É engraçado como certos pensamentos do passado vez por outra tornam a incomodar. Não remontam fatos realmente marcantes, são lembranças de coisas bestas, como aquela vez em que a angustiante demora dele responder no MSN foi pra te dedicar uma canção ou como aquela rua cheia de lombadas, antes nunca notada, arrancava comentários quando passavam juntos, ou quem sabe aquele sorvete de Laka que remete ao dia em que vocês fizeram um desastre na cozinha.
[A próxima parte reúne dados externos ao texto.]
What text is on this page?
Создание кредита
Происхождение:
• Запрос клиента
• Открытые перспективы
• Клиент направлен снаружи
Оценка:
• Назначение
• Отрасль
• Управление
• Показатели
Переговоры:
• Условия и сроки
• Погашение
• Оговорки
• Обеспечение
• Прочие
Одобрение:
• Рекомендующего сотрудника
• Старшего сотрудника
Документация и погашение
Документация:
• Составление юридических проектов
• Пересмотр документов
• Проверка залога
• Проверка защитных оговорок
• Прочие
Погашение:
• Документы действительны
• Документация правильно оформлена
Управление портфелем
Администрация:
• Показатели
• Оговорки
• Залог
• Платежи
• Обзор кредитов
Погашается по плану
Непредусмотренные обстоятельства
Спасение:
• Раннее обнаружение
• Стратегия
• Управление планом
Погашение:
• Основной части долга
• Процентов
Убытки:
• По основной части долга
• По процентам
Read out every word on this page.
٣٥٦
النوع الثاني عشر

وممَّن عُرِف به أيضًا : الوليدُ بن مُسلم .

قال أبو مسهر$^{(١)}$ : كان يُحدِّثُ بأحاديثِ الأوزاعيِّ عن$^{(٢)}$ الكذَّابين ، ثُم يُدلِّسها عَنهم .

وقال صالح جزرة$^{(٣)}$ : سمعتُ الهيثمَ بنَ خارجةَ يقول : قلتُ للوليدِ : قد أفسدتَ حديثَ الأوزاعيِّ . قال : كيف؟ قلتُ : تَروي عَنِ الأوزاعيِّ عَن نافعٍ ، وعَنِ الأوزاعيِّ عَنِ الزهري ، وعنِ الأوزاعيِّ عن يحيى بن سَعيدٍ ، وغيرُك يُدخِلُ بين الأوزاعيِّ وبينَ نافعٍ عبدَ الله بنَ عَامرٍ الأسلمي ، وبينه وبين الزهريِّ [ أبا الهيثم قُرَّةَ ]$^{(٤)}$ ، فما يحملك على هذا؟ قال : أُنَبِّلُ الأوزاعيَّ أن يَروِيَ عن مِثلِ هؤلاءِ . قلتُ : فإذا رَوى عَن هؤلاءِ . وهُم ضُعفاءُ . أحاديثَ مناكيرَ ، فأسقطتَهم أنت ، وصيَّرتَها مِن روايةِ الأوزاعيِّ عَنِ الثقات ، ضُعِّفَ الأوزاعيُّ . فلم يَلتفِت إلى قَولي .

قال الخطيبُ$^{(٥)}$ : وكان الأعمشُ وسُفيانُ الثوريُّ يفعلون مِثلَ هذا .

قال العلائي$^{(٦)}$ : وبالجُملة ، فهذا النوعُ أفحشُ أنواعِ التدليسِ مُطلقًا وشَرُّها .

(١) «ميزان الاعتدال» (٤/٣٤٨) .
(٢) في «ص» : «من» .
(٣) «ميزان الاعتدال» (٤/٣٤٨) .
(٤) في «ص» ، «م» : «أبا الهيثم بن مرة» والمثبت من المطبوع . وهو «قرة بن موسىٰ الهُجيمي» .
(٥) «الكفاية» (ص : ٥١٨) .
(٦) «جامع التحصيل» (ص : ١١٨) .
E bate uma saudade diferente, aquela saudade que grita baixinho (sim, com esse paradoxo do grito sussurrado mesmo, pra ilustrar a indefinição do momento), que tem medo de se mostrar presente e escolhe os momentos mais aleatórios e inoportunos pra se manifestar.
Daí você se pega avaliando casa momento, cada pequena situação, cada olhada de canto ou alteração sutil no tom de voz que possam indicar um sinal de que ele se importa ou algum dia se importou. Passa a imaginar que a maneira como aquela vírgula foi colocada numa frase dele pode querer dizer que há um sentimento muito grande por trás, ou mesmo aquele "Bom Dia" dito diferente pode querer passar uma mensagem bem diferente de cordialidade matinal.
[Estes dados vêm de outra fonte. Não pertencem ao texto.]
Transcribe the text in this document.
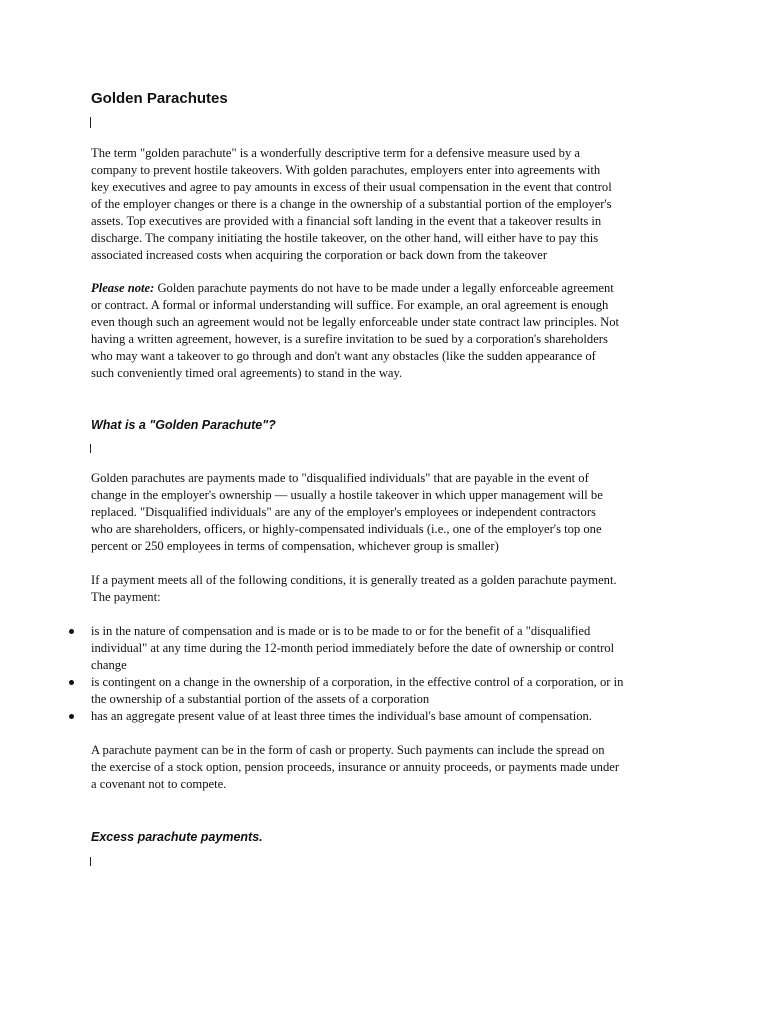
Golden Parachutes

The term "golden parachute" is a wonderfully descriptive term for a defensive measure used by a
company to prevent hostile takeovers. With golden parachutes, employers enter into agreements with
key executives and agree to pay amounts in excess of their usual compensation in the event that control
of the employer changes or there is a change in the ownership of a substantial portion of the employer's
assets. Top executives are provided with a financial soft landing in the event that a takeover results in
discharge. The company initiating the hostile takeover, on the other hand, will either have to pay this
associated increased costs when acquiring the corporation or back down from the takeover

Please note: Golden parachute payments do not have to be made under a legally enforceable agreement
or contract. A formal or informal understanding will suffice. For example, an oral agreement is enough
even though such an agreement would not be legally enforceable under state contract law principles. Not
having a written agreement, however, is a surefire invitation to be sued by a corporation's shareholders
who may want a takeover to go through and don't want any obstacles (like the sudden appearance of
such conveniently timed oral agreements) to stand in the way.

What is a "Golden Parachute"?

Golden parachutes are payments made to "disqualified individuals" that are payable in the event of
change in the employer's ownership — usually a hostile takeover in which upper management will be
replaced. "Disqualified individuals" are any of the employer's employees or independent contractors
who are shareholders, officers, or highly-compensated individuals (i.e., one of the employer's top one
percent or 250 employees in terms of compensation, whichever group is smaller)

If a payment meets all of the following conditions, it is generally treated as a golden parachute payment.
The payment:

is in the nature of compensation and is made or is to be made to or for the benefit of a "disqualified
individual" at any time during the 12-month period immediately before the date of ownership or control
change
is contingent on a change in the ownership of a corporation, in the effective control of a corporation, or in
the ownership of a substantial portion of the assets of a corporation
has an aggregate present value of at least three times the individual's base amount of compensation.

A parachute payment can be in the form of cash or property. Such payments can include the spread on
the exercise of a stock option, pension proceeds, insurance or annuity proceeds, or payments made under
a covenant not to compete.

Excess parachute payments.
Diante de tantos sentimentos e lembranças contrapostos, só há mesmo que se pensar em uma saída: procurar conviver bem com o passado. Sossegar o coração, dar-se conta de que dificilmente se arranca a lembrança e que, enquanto houver a dor, por mais fina que ela seja, o latejar das feridas serve também pra lembrar do quanto podes se fortalecer no meio de tudo isso. Um dia, essas lembranças serão apenas causos contados pros amigos numa mesa de bar, arrodeados de risadas e "Cê acredita que isso aconteceu comigo? Digaí!".